En los últimos meses, se había vuelto mucho más aventurera en cuanto a explorar la naturaleza de la isla. Sabía qué lugares evitar y era cautelosa, y el más mínimo ruido en los arbustos ya no le producía la misma sensación de miedo que antes. Se estaba convirtiendo en una verdadera hija de la naturaleza. Le encantaba descubrir pequeños claros y playas y observar la variedad de vida que la rodeaba.

A fines de agosto, la isla de Cacia zumbaba ruidosa ante ella. Los grillos huían de debajo de sus pisadas, docenas de pájaros revoloteaban, gorjeaban y cantaban en lo alto; una enorme araña de pantano enjoyada colgaba en silencio en su tela esperando que apareciera el almuerzo. La tierra estaba hambrienta. Las vides se pudrieron, cayeron al suelo y se convirtieron en alimento para la siguiente generación de plantas. Un tren de hormigas arrastraba un escarabajo muerto hasta su hormiguero.

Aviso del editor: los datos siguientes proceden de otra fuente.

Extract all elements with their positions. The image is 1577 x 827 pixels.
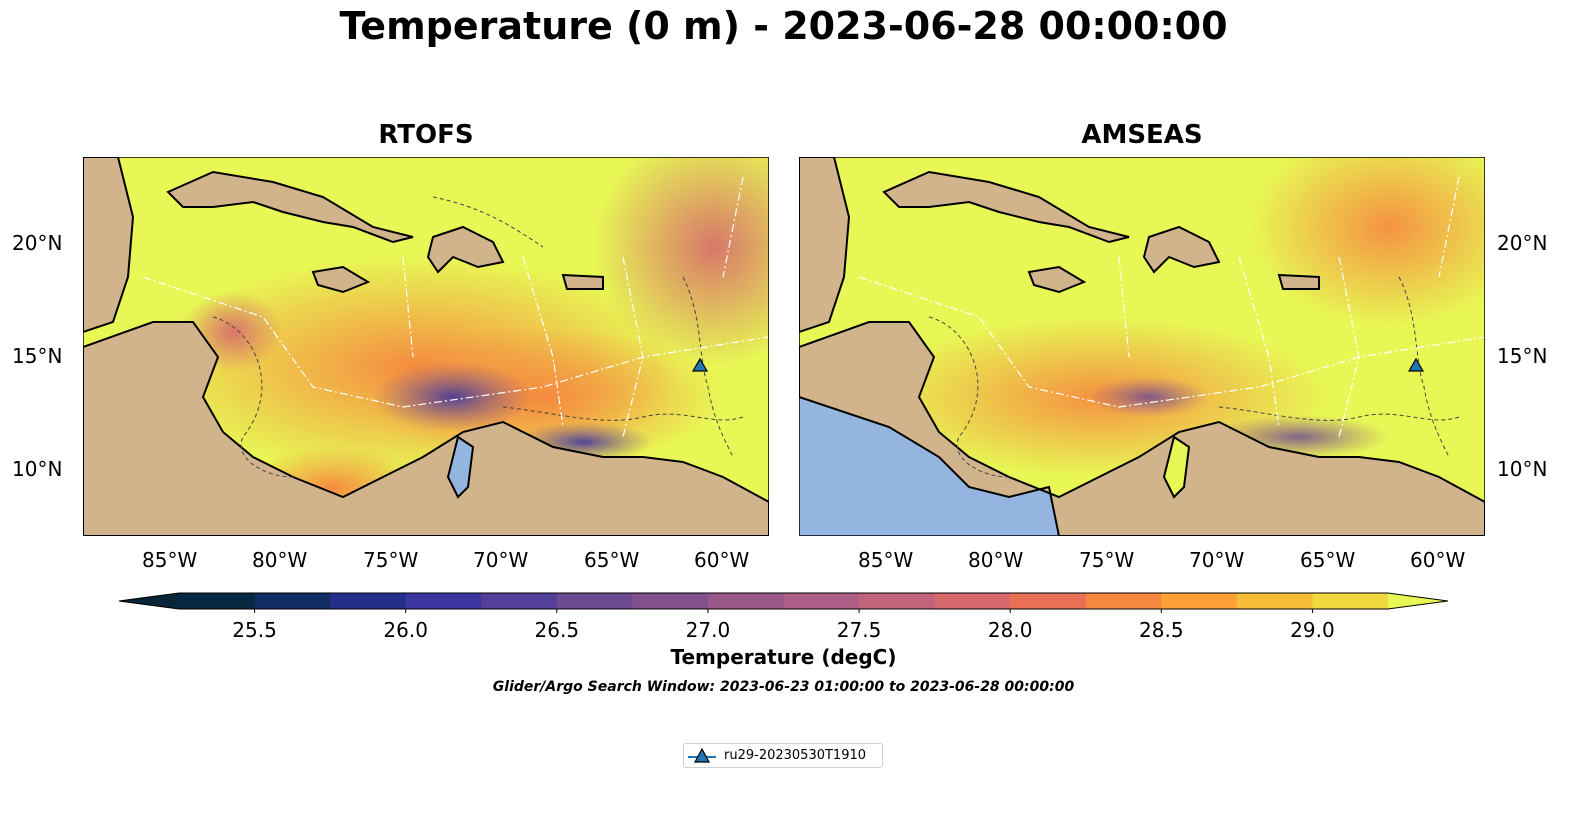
colorbar-outline xyxy=(118,592,1449,610)
map-panel-rtofs[interactable] xyxy=(83,157,769,536)
lon-label-70w: 70°W xyxy=(1189,548,1245,572)
lat-label-20n: 20°N xyxy=(12,231,63,255)
colorbar-extend-high xyxy=(1388,593,1448,609)
colorbar-tick-label: 26.0 xyxy=(383,618,428,642)
warm-water-northeast xyxy=(593,157,769,367)
lon-label-80w: 80°W xyxy=(968,548,1024,572)
lon-label-60w: 60°W xyxy=(1410,548,1466,572)
colorbar-tick-label: 25.5 xyxy=(232,618,277,642)
lon-label-75w: 75°W xyxy=(1079,548,1135,572)
colorbar-segment xyxy=(254,593,331,609)
colorbar-title: Temperature (degC) xyxy=(670,645,897,669)
legend: ru29-20230530T1910 xyxy=(683,743,883,768)
colorbar-tick-label: 28.0 xyxy=(987,618,1033,642)
panel-title-amseas: AMSEAS xyxy=(1081,120,1203,150)
land-masses xyxy=(83,157,769,536)
lat-label-15n-right: 15°N xyxy=(1497,344,1548,368)
land-masses xyxy=(799,157,1485,536)
lat-label-10n: 10°N xyxy=(12,457,63,481)
glider-marker[interactable] xyxy=(691,357,709,372)
panel-title-rtofs: RTOFS xyxy=(378,120,474,150)
colorbar-segment xyxy=(1161,593,1238,609)
map-amseas xyxy=(799,157,1485,536)
out-of-domain-area xyxy=(799,397,1059,536)
colorbar-segment xyxy=(783,593,860,609)
lat-label-20n-right: 20°N xyxy=(1497,231,1548,255)
lon-label-75w: 75°W xyxy=(363,548,419,572)
colorbar-segment xyxy=(1085,593,1162,609)
colorbar-tick-label: 28.5 xyxy=(1139,618,1184,642)
lon-label-60w: 60°W xyxy=(694,548,750,572)
colorbar-segment xyxy=(405,593,482,609)
map-panel-amseas[interactable] xyxy=(799,157,1485,536)
bathymetry-contours xyxy=(212,196,744,478)
glider-marker[interactable] xyxy=(1407,357,1425,372)
colorbar-tick-label: 29.0 xyxy=(1290,618,1335,642)
colorbar-segment xyxy=(556,593,633,609)
search-window-caption: Glider/Argo Search Window: 2023-06-23 01… xyxy=(492,679,1075,695)
colorbar-segment xyxy=(1236,593,1313,609)
lon-label-65w: 65°W xyxy=(584,548,640,572)
colorbar-segment xyxy=(934,593,1011,609)
colorbar-tick-label: 27.5 xyxy=(836,618,882,642)
upwelling-cool-water xyxy=(373,362,533,432)
colorbar-segment xyxy=(707,593,784,609)
colorbar-segment xyxy=(330,593,407,609)
colorbar-tick-labels: 25.5 26.0 26.5 27.0 27.5 28.0 28.5 29.0 xyxy=(0,618,1577,646)
eez-boundaries xyxy=(142,176,769,438)
colorbar-tick-label: 27.0 xyxy=(685,618,731,642)
colorbar-tick-label: 26.5 xyxy=(534,618,580,642)
lon-label-80w: 80°W xyxy=(252,548,308,572)
colorbar-segment xyxy=(1312,593,1389,609)
colorbar-segment xyxy=(481,593,558,609)
upwelling-cool-water xyxy=(1089,377,1209,417)
lat-label-10n-right: 10°N xyxy=(1497,457,1548,481)
legend-glider-marker xyxy=(688,747,716,763)
colorbar xyxy=(118,592,1449,613)
lon-label-85w: 85°W xyxy=(858,548,914,572)
lat-label-15n: 15°N xyxy=(12,344,63,368)
lon-label-70w: 70°W xyxy=(473,548,529,572)
legend-entry-label: ru29-20230530T1910 xyxy=(724,748,867,763)
colorbar-segment xyxy=(179,593,256,609)
colorbar-segment xyxy=(632,593,709,609)
colorbar-segment xyxy=(859,593,936,609)
eez-boundaries xyxy=(858,176,1485,438)
colorbar-extend-low xyxy=(119,593,179,609)
bathymetry-contours xyxy=(928,276,1460,478)
colorbar-segment xyxy=(1010,593,1087,609)
figure-title: Temperature (0 m) - 2023-06-28 00:00:00 xyxy=(339,4,1228,48)
lon-label-85w: 85°W xyxy=(142,548,198,572)
map-rtofs xyxy=(83,157,769,536)
lon-label-65w: 65°W xyxy=(1300,548,1356,572)
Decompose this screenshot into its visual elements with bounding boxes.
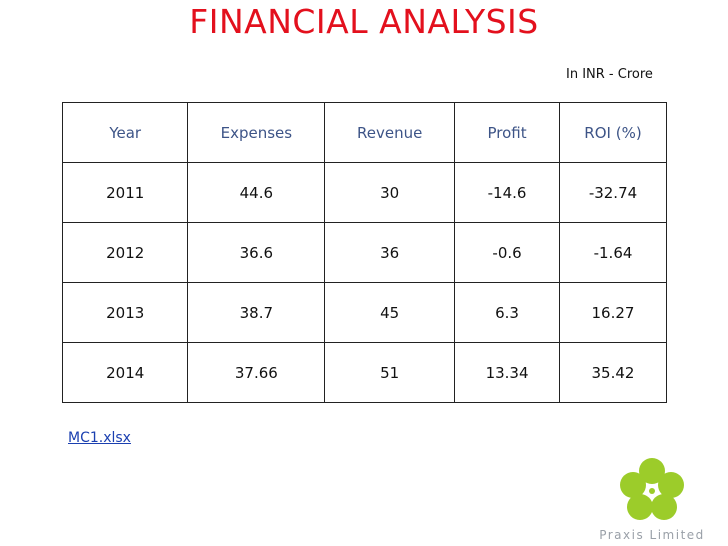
data-cell: -32.74	[559, 162, 667, 223]
data-row: 2012 36.6 36 -0.6 -1.64	[61, 222, 667, 283]
data-row: 2011 44.6 30 -14.6 -32.74	[61, 162, 667, 223]
header-cell: Profit	[454, 102, 560, 163]
data-cell: 38.7	[187, 282, 326, 343]
data-cell: 6.3	[454, 282, 560, 343]
data-cell: 13.34	[454, 342, 560, 403]
financial-table: Year Expenses Revenue Profit ROI (%) 2011 44.6…	[61, 102, 667, 403]
data-cell: 51	[324, 342, 456, 403]
data-cell: 44.6	[187, 162, 326, 223]
data-cell: 16.27	[559, 282, 667, 343]
data-cell: 45	[324, 282, 456, 343]
data-cell: 30	[324, 162, 456, 223]
data-cell: 36.6	[187, 222, 326, 283]
header-cell: Year	[61, 102, 189, 163]
slide-title: FINANCIAL ANALYSIS	[189, 2, 539, 41]
data-cell: 35.42	[559, 342, 667, 403]
data-row: 2014 37.66 51 13.34 35.42	[61, 342, 667, 403]
header-row: Year Expenses Revenue Profit ROI (%)	[61, 102, 667, 163]
unit-note: In INR - Crore	[566, 67, 653, 82]
data-row: 2013 38.7 45 6.3 16.27	[61, 282, 667, 343]
header-cell: ROI (%)	[559, 102, 667, 163]
data-cell: -14.6	[454, 162, 560, 223]
header-cell: Expenses	[187, 102, 326, 163]
header-cell: Revenue	[324, 102, 456, 163]
logo: Praxis Limited	[599, 458, 705, 542]
data-cell: -0.6	[454, 222, 560, 283]
data-cell: -1.64	[559, 222, 667, 283]
logo-text: Praxis Limited	[599, 528, 705, 542]
file-link[interactable]: MC1.xlsx	[68, 430, 131, 446]
data-cell: 2014	[61, 342, 189, 403]
data-cell: 2013	[61, 282, 189, 343]
data-cell: 2012	[61, 222, 189, 283]
data-cell: 37.66	[187, 342, 326, 403]
data-cell: 2011	[61, 162, 189, 223]
data-cell: 36	[324, 222, 456, 283]
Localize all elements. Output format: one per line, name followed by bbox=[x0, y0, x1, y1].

La isla se sentía hambrienta, fatal y fecunda. Las mariposas se perseguían en un baile de cortejo de revoloteo. Una rana madre cargaba a su cría en su espalda parada, mirando desde debajo de un matorral de palmito. Dondequiera que Casandra miraba, había cosas que florecían, morían, comían, se apareaban y parían. Y ella, se sentía como si nunca hubiera querido vivir en ningún lado.

Rápidamente, se dio cuenta de cuánto había llegado a amar esta pequeña isla. Una fuerza misteriosa la había atraído a isla de Cacia y prometía retenerla aquí para siempre. Estaba en casa

A pesar de la sombra, el calor seguía siendo abrumador. Cuando llegó a un pequeño riachuelo de agua dulce, no pudo resistirse a quitarse los zapatos, arremangarse los pantalones y vadear río arriba. Dentro de la privacidad de un banco de helechos, se profundizó en un estanque, redondo como un círculo y claro de cuatro metros hasta su fondo arenoso. Un regalo, pensó. Un regalo para ella de los dioses del bosque en un caluroso día de agosto. Se quitó la ropa en la orilla y se zambulló.

El agua se sentía como la absolución. Se acercó y flotó sobre su espalda, dejando que su cabello se extendiera a su alrededor. Las palmeras crujían en lo alto, sus frondas caídas proyectaban patrones de luces y sombras sobre su cuerpo largo, lustroso y desnudo.

Luego escuchó pisadas en las hojas secas, Casandra se sobresaltó tanto que comenzó a hundirse, tragó un sorbo de agua y salió farfullando y atragantándose. Allí, entre los helechos, un cervatillo diminuto la miraba con ojos enormes. Los ciervos eran miniaturas incluso cuando estaban en edad adulta, por lo que este bebé tenía solo el tamaño de un perro pequeño. Se quedó temblando ante ella como la nueva creación de la varita mágica.

Casandra estaba encantada. Al darse cuenta de que debía estar ocupando su orificio para beber, se dirigió lentamente hacia él, se paró en un saliente rocoso y tomó un poco de agua entre sus dos manos. El ciervo, no huyó, pero la miró con cautela y dio un paso atrás. Casandra se incorporó para quedar de pie en la cornisa hasta la cintura y extendió las manos hacia ella, canturreando en voz baja. De repente, los ojos del cervatillo se abrieron y, en un instante, desapareció.